Wann, wenn nicht beim Maskenball kann Modeschöpfer Christian Lacroix auftrumpfen und seine Choristen im letzten Bild von Verdis "Un ballo in maschera" in hipper, hochbarocker Manier einkleiden und mit irren Frisuren ausstatten. Nur einer entledigt sich schließlich Perücke und sogar Weste: Riccardo, Gouverneur von Boston, will die Aufmerksamkeit seines Freundes und Beraters Renato auf sich zu ziehen, der ihn des Ehebruchs verdächtigt. Und der ihn schließlich auch von hinten erschießt.

Eigentlich sollte die Hauptfigur der berühmte "Theater-König" Gustav III. von Schweden sein, aber einen Herrscher-Mord auf offener Bühne erlaubte die Zensur nicht. Mit Vincent Boussards Version hätte sie wohl keine Probleme gehabt, so zwischen den Zeiten wechseln die Kostüme: mal Halskrause der Renaissance, mal schwarzer Anzug mit Krawatte, einerseits blau-grün changierender Freizeitlook, andererseits raffinierte Stoffe und Schnitte.

Abstrakt dagegen die Räume Vincent Lemaires: schwarze oder graue mobile Wände, dominiert von der Ahnung eines riesigen Porträts mit Allonge-Perücke, dessen Augen weinen können: Tränen rot wie das seltsame irreale Spielzeugauto, das Riccardos Geliebte Amelia - und Gattin Renatos - wie das Symbol für ihren Sohn herzt, den sie noch umarmen will, bevor der Ehemann Rache an ihr nimmt, und das plötzlich wie von Geisterhand zu fahren beginnt und die Attentäter irritiert.
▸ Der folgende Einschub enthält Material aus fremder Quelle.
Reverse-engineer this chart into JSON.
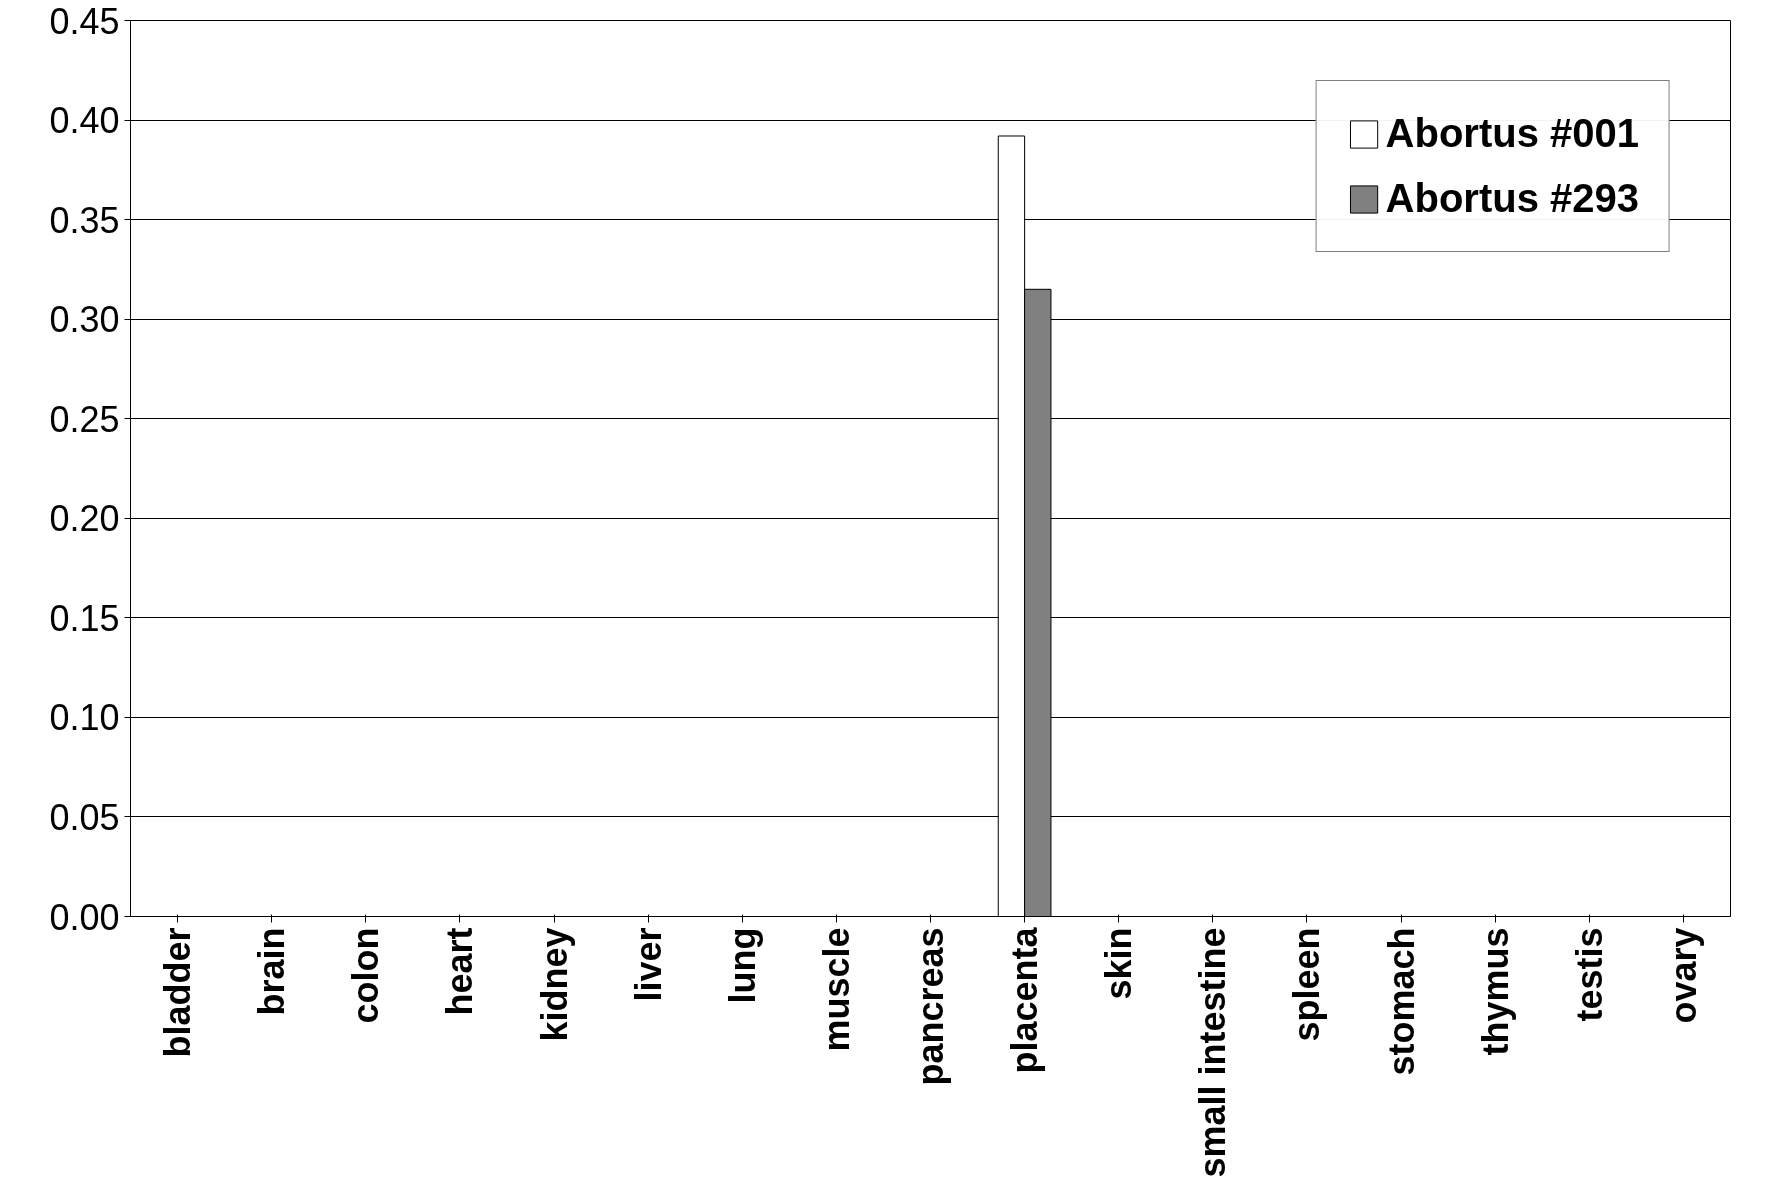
{
  "chart_data": {
    "type": "bar",
    "categories": [
      "bladder",
      "brain",
      "colon",
      "heart",
      "kidney",
      "liver",
      "lung",
      "muscle",
      "pancreas",
      "placenta",
      "skin",
      "small intestine",
      "spleen",
      "stomach",
      "thymus",
      "testis",
      "ovary"
    ],
    "series": [
      {
        "name": "Abortus #001",
        "color": "#ffffff",
        "values": [
          null,
          null,
          null,
          null,
          null,
          null,
          null,
          null,
          null,
          0.392,
          null,
          null,
          null,
          null,
          null,
          null,
          null
        ]
      },
      {
        "name": "Abortus #293",
        "color": "#808080",
        "values": [
          null,
          null,
          null,
          null,
          null,
          null,
          null,
          null,
          null,
          0.315,
          null,
          null,
          null,
          null,
          null,
          null,
          null
        ]
      }
    ],
    "ylim": [
      0,
      0.45
    ],
    "yticks": [
      {
        "value": 0,
        "label": "0.00"
      },
      {
        "value": 0.05,
        "label": "0.05"
      },
      {
        "value": 0.1,
        "label": "0.10"
      },
      {
        "value": 0.15,
        "label": "0.15"
      },
      {
        "value": 0.2,
        "label": "0.20"
      },
      {
        "value": 0.25,
        "label": "0.25"
      },
      {
        "value": 0.3,
        "label": "0.30"
      },
      {
        "value": 0.35,
        "label": "0.35"
      },
      {
        "value": 0.4,
        "label": "0.40"
      },
      {
        "value": 0.45,
        "label": "0.45"
      }
    ],
    "grid": "y",
    "legend": "top right"
  }
}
Leider schwächelt die Aufführung im ersten Akt, was am Stück liegt, denn das Brimborium um Wahrsagerin Ulrica (Chariklia Mavropoulou) ist letztlich Vorgeplänkel, am zu lauten Orchester, den Wacklern mit der Bühne und der Unentschiedenheit von Ausstattern und Regisseur. Nach der Pause legt sich bei den Sängern die Premierennervosität, spielt die Staatsphilharmonie Nürnberg unter Marcus Bosch dynamischer, nimmt die Handlung Fahrt auf und ist Verdis Partitur ausdrucksstärker bis hin zur genialen Bühnenmusik des Finales und der Apotheose der letzten Minuten.

Irina Oknina ist eine Amelia mit großer Bühnenpräsenz, in deren Stimme Schmerz und Zärtlichkeit, Furcht und Mut Ausdruck finden. Julia Novikova als Oscar vermag stimmlich und darstellerisch zu schillern und darf hier als attraktives weibliches Wesen in Hosen aus Lack zum erotischen Mittelpunkt werden. Mikolaj Zalasinski kommt als Renato stimmgewaltig und viril, aber auch ein wenig grob daher. David Yim mimt als Riccardo den Strahlemann, müsste bei seinem leuchtenden Tenor freilich oft gar nicht so viel geben.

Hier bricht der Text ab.